X-ray Tube
An X-ray tube is a vacuum tube that generates X-rays.
For details, please refer to the technical tips "Types of X-ray Tubes and high-voltage Power Supplies".
X-ray Tube Voltage
X-ray tube voltage is the voltage applied to the X-ray tube. In an X-ray tube, a high-voltage power supply is connected between the cathode and anode. The high voltage accelerates electrons generated from the cathode to collide with the anode, generating X-rays. Higher X-ray tube voltage produces X-rays with shorter wavelengths, which penetrate materials more easily.
For example, the shortest wavelength X-ray generated from an X-ray tube voltage of 100 kV, the maximum energy X-ray generated from an acceleration of 100 kV is 100 keV, so the formula using Planck's constant E = hν = hc/λ [ J ] gives 1.24/100 keV = 0.0124 nm (0.124Å).
Another feature is that X-ray tubes generate total intensity X-rays that are proportional to the square of the tube voltage.
For more information on X-ray tube voltage and transmission power, please refer to the Q&A section "What is the tube voltage or acceleration voltage necessary for X-ray inspection systems?".
X-ray Tube Current
X-ray tube current is the current flowing through the X-ray tube. Thermo electrons generated by the X-ray tube filament collide with the anode, resulting in an electric current. The total intensity of the X-rays is proportional to the X-ray tube current. Increasing the X-ray tube current increases the x-ray dose. However, the shortest wavelength (maximum energy) remains the same. The filament current (filament temperature) controls the X-ray tube current.
Focal Spot Size
The focal spot size is the size of the area where electrons collide with the anode of the X-ray tube to produce X-rays. It is not necessary to be very sensitive to the focus size for medical or analytical X-ray tubes. However, for magnified observation of small parts, selecting an X-ray tube with a microfocus size is required.

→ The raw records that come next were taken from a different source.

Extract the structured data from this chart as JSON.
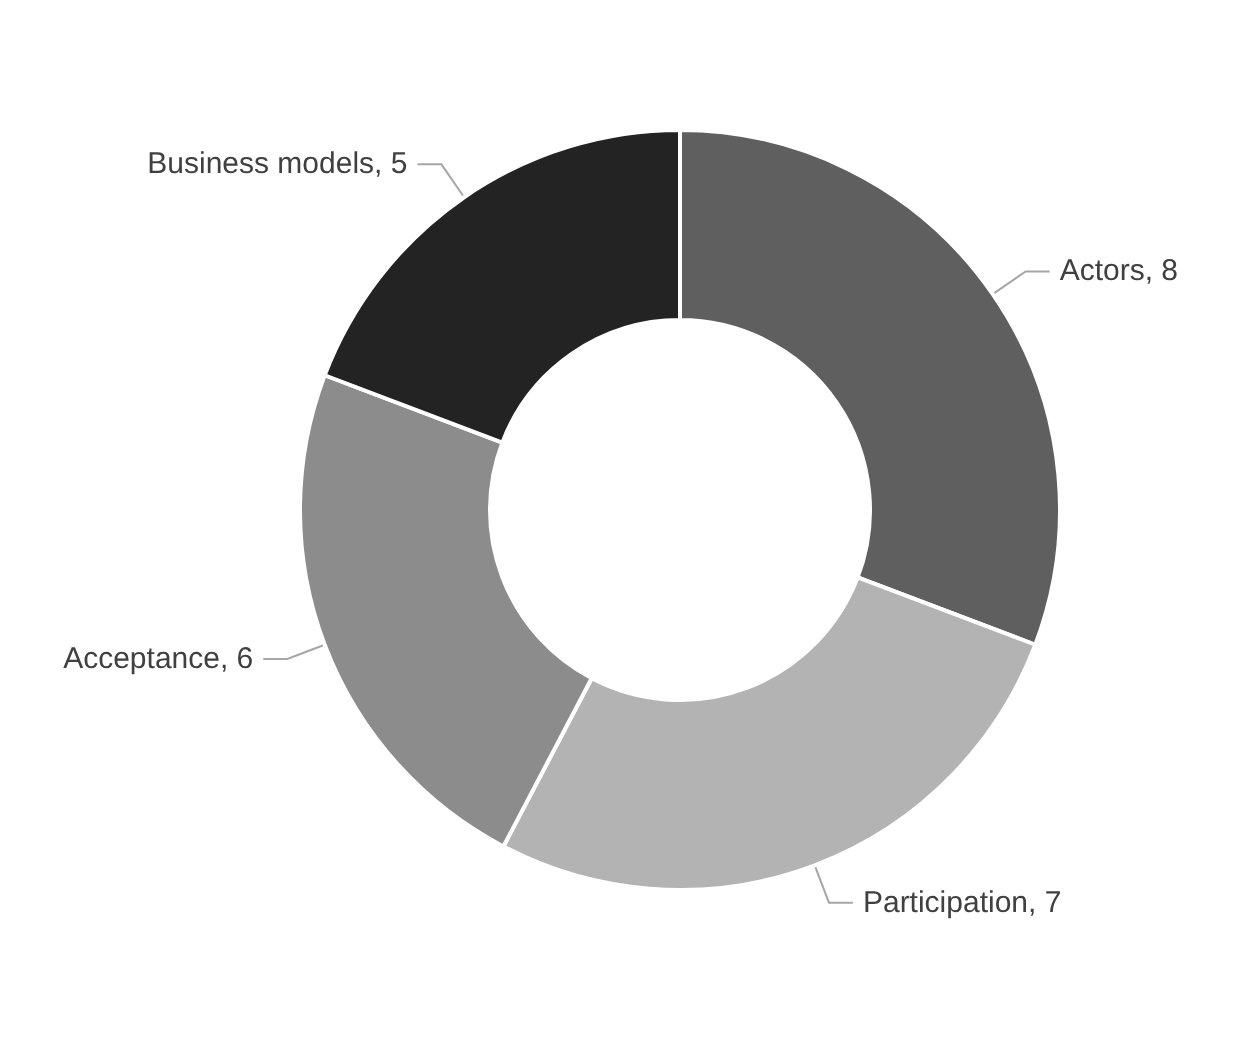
{
  "chart_data": {
    "type": "donut",
    "categories": [
      "Actors",
      "Participation",
      "Acceptance",
      "Business models"
    ],
    "values": [
      8,
      7,
      6,
      5
    ],
    "value_labels": [
      ", 8",
      ", 7",
      ", 6",
      ", 5"
    ],
    "colors": [
      "#5f5f5f",
      "#b3b3b3",
      "#8c8c8c",
      "#232323"
    ],
    "legend": false
  }
}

For details, see the technical column "What is Microfocus X-ray (Basic Knowledge)" and
the technical tips "X-ray Nondestructive Inspection Series (1) X-ray CT How to take a clean image?". Please refer to the "X-ray focus".
FID stands for focus-to-image receptor distance, which is the distance from the X-ray focus to the imaging device. The imaging device is often an X-ray camera called an FPD, which allows real-time observation of X-ray images.
FOD stands for focus-to-object distance, which is the distance from the X-ray focal point to the projected sample (object).
Geometric Magnification
Geometric magnification is the ratio of the actual size of the sample to the size of the X-ray image projected on the X-ray camera. This value is the ratio of the distance from the X-ray focal point to the object (FOD) to the distance from the X-ray focal point to the camera (FID).
For example, if an object is placed 100 mm away from the X-ray focus and a camera is placed 400 mm away from it, geometric magnification = FID/FOD = (100+400)/ 100 = 5 [times].
Placing the camera farther away increases the geometric magnification, but reduces the amount of X-rays incident on the camera. To increase the geometric magnification, shorten the FOD (move the object as close to the X-ray tube as possible) to obtain a large geometric magnification.
Monitor Magnification
Monitor magnification is the magnification ratio of the X-ray image taken and displayed on a computer monitor. This magnification also includes geometric magnification. Today, this is not important because images can be imported and displayed on a computer and easily scaled.
Controlled Radiation Area
Japan's Ordinance defines a controlled radiation area for Prevention of Ionizing Radiation Hazards as an area where the dose may exceed 1.3 millisieverts per three months. It also stipulates that this controlled area must be clearly marked by signs.
In Matsusada Precision's X-ray inspection system, the internal X-ray irradiation area is a controlled area.
For more information, see Q&A, "Is a license required for usage of X-ray inspection system?".
Radiation Leakage Dose
Radiation leakage dose is the amount of X-rays leaked outside the X-ray equipment. The leakage doses of our X-ray inspection systems are all less than one μSv/h. Periodic leakage dose inspections are recommended to prevent exposure to the user of the X-ray equipment and those around him or her. We measure the leakage dose with a highly sensitive survey meter.
Region Of Interrest (ROI)
ROI stands for Region of Interest. It is a range designation used when image processing is applied to a specific area.
RAW refers to an unprocessed image file format. X-ray flat panel detectors and digital SLR cameras provide image data with a higher dynamic range than the shading displayed on a monitor. Save the image as a RAW file to preserve this data.
TIFF stands for Tag Image File Format and is a type of image format. Since it is uncompressed, You can save images with high image quality.
DICOM (Digital Imaging and Communications in Medicine) is a general-purpose image format and communication standard used in medical imaging equipment. Medical CT, MRI, CR, endoscopy, and ultrasound imaging equipment follow this standard.